Nova Scotia has the proud distinction of being the only province of Canada and the first colony of Great Britain to possess, through Royal Charter, a flag of its own, a flag that originated in 1621. This is often proclaimed in various government publications, tourist literature, etc. – sometimes with a 1625 date – and it is generally accepted as a fact. In the field of vexillology, however, this “fact” is questionable.
Vexillology, the study of flags, is a hobby of Dr. Robert Raeside, Wolfville, head of the geology department at Acadia University. Recently Dr. Raeside addressed the Kentville Gyro on his hobby; during his presentation, Raeside remarked that the Nova Scotia flag had never been adopted officially. In effect, Dr. Raeside said (even though he didn’t use these exact words) there is no official Nova Scotia flag.
Intrigued by his comment, I asked Dr. Raeside to elaborate. A few days later the strange story of the Nova Scotia “flag” arrived via e-mail. It’s a complicated tale of which a whittled down version follows.
“The story started in 1621 when the area including what is now Nova Scotia was given by grant to Sir William Alexander by King James V1 of Scotland. Mention is made of a flag at that time, but no description of it was made.
“By the 17th century the concept of a national flag was not well developed, and, of course, the province didn’t yet exist. More important was the grant of arms, which happened for New Scotland in 1625 by decree of King Charles 1… The arms were granted by the chief herald of Scotland. No flag is known from that time – the first use of a flag for Nova Scotia (of the modern design) was as a presentation to the Halifax Cricket Club in 1858.
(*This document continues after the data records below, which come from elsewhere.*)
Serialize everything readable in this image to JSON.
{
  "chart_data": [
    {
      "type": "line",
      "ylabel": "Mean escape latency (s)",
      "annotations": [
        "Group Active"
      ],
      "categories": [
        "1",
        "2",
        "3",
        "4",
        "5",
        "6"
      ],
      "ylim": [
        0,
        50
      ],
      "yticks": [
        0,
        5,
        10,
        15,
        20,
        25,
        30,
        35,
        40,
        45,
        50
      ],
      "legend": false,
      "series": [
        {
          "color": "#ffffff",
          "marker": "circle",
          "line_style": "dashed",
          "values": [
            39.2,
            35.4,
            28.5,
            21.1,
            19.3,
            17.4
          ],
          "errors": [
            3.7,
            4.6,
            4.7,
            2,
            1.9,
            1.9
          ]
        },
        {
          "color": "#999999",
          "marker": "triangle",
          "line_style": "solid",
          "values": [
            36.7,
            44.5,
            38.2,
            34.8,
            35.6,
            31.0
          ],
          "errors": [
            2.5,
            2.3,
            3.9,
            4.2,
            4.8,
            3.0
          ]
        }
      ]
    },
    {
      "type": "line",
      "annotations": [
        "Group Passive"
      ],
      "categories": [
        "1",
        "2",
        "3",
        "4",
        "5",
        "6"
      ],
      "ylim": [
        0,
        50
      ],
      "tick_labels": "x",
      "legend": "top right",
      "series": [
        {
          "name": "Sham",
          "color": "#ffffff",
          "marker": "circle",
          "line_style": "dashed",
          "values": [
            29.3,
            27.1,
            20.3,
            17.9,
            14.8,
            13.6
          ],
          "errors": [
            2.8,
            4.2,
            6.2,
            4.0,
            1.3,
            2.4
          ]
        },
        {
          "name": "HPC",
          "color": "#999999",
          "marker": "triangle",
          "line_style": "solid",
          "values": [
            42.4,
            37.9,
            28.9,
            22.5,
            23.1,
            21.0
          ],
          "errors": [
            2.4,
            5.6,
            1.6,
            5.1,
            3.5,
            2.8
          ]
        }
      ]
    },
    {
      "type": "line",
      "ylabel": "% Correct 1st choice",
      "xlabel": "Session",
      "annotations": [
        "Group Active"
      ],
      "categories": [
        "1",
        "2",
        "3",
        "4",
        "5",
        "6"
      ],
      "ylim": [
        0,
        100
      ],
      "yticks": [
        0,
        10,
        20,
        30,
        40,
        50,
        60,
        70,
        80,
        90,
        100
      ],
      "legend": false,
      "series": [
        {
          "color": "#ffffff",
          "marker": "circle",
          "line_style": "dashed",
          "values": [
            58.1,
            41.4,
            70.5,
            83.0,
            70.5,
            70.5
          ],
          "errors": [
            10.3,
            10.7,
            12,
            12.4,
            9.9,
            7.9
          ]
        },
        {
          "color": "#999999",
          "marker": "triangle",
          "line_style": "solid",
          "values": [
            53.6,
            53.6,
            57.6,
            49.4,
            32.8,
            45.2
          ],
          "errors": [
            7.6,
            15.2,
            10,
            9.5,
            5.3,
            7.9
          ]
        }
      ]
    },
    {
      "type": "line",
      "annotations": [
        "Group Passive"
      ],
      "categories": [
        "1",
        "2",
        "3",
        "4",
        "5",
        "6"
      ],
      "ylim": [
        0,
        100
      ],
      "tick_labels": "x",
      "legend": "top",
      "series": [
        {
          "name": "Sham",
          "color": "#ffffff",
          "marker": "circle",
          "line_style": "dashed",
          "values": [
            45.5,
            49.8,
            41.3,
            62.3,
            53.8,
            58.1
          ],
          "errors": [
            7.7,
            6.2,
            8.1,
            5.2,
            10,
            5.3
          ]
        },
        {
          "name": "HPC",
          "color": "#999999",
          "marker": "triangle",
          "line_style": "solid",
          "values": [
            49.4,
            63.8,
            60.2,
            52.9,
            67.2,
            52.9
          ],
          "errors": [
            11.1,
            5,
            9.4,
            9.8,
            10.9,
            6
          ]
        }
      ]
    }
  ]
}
“In 1868 a strange twist happened.” Dr. Raeside continued. Along with other British colonies, Nova Scotia was granted a coat of arms by the College of Arms in London. Dr. Raeside called this the thistles and salmon shield and it commemorates the Scottish settlers and the wealth of the waters. “From 1868 to the early 20th century the flag used for Nova Scotia was usually a blue ensign with the thistles and salmon shield in the fly.”
Nova Scotia now had two official sets of arms, “one set by the Scottish herald and practically forgotten, one by the English herald.” When in 1916 one James Stewart published a paper pointing this out, support for the ancient arms grew. In 1928 the Nova Scotia government asked the College of Arms to set aside the 1868 arms in favour of the 1625 arms. “This happened,” Raeside writes, “and Nova Scotia could now adopt its own flag – but it never did.”
Summing up the situation, Dr. Raeside said that “the flag that flies today is derived from the arms that were presented in 1625, but because it was only the arms that were confirmed when the thistles and salmon arms were abandoned, the flag has never actually been adopted officially.
“We can look back to the text of the 1625 decree, that the arms were ‘to be borne for the said Province of Nova Scotia upon Seals Shields Banner or otherwise according to the Laws of Arms.’ From that it is not too big a step to add ‘flags’ to ‘banners’ and say that Nova Scotia’s flag is 375 years old, even though it is the only provincial or territory flag that has never actually been proclaimed.”
But, adds Dr. Raeside, we shouldn’t let this omission worry us. “The Union Jack, the flag of the United Kingdom, has never been formally adopted as a national flag either!”